Abstract:Graph neural networks (GNNs) are vulnerable to adversarial perturbations, especially for topology attacks, and many methods that improve the robustness of GNNs have received considerable attention. Recently, we have witnessed the significant success of large language models (LLMs), leading many to explore the great potential of LLMs on GNNs. However, they mainly focus on improving the performance of GNNs by utilizing LLMs to enhance the node features. Therefore, we ask: Will the robustness of GNNs also be enhanced with the powerful understanding and inference capabilities of LLMs? By presenting the empirical results, we find that despite that LLMs can improve the robustness of GNNs, there is still an average decrease of 23.1% in accuracy, implying that the GNNs remain extremely vulnerable against topology attack. Therefore, another question is how to extend the capabilities of LLMs on graph adversarial robustness.

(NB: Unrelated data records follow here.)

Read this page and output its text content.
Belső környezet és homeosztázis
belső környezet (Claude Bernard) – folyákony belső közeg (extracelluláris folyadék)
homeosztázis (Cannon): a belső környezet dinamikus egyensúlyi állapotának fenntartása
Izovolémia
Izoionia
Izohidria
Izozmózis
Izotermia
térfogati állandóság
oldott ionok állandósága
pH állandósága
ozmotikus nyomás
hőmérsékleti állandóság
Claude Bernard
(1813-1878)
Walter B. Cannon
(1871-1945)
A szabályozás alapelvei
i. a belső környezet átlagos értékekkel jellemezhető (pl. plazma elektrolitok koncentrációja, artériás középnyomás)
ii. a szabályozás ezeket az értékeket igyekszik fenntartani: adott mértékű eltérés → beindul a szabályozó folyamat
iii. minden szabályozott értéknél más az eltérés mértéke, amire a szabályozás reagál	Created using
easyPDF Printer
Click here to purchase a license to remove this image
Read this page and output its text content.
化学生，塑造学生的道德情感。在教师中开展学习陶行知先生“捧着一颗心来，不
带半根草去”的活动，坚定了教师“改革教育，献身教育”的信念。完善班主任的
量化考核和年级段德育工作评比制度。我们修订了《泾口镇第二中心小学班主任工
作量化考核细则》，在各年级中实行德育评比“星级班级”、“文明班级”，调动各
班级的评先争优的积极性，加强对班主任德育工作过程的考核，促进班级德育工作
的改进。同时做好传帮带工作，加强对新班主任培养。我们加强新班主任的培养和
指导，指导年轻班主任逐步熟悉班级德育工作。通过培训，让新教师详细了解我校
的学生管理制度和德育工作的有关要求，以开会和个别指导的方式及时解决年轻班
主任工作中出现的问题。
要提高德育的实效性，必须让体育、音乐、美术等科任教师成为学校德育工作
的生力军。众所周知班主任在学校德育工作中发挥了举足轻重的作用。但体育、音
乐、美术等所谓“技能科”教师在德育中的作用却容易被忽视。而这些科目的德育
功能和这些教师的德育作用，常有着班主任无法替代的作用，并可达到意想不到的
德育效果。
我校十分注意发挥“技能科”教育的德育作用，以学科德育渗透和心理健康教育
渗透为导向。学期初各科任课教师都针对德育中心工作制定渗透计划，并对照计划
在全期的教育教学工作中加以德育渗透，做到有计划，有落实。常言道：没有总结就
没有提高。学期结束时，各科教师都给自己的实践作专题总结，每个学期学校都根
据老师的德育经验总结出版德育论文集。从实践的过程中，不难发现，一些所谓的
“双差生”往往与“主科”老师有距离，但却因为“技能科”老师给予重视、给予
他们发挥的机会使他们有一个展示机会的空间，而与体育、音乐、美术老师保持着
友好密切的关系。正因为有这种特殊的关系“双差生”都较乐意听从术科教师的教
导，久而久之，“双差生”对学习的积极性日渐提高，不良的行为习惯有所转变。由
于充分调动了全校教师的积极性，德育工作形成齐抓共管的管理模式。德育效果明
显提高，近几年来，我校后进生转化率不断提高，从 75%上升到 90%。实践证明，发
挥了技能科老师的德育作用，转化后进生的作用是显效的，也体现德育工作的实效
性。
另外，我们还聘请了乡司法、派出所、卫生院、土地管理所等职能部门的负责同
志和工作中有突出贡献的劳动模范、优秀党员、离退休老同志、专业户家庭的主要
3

In this paper, we propose an LLM-based robust graph structure inference framework, LLM4RGNN, which distills the inference capabilities of GPT-4 into a local LLM for identifying malicious edges and an LM-based edge predictor for finding missing important edges, so as to recover a robust graph structure. Extensive experiments demonstrate that LLM4RGNN consistently improves the robustness across various GNNs. Even in some cases where the perturbation ratio increases to 40%, the accuracy of GNNs is still better than that on the clean graph.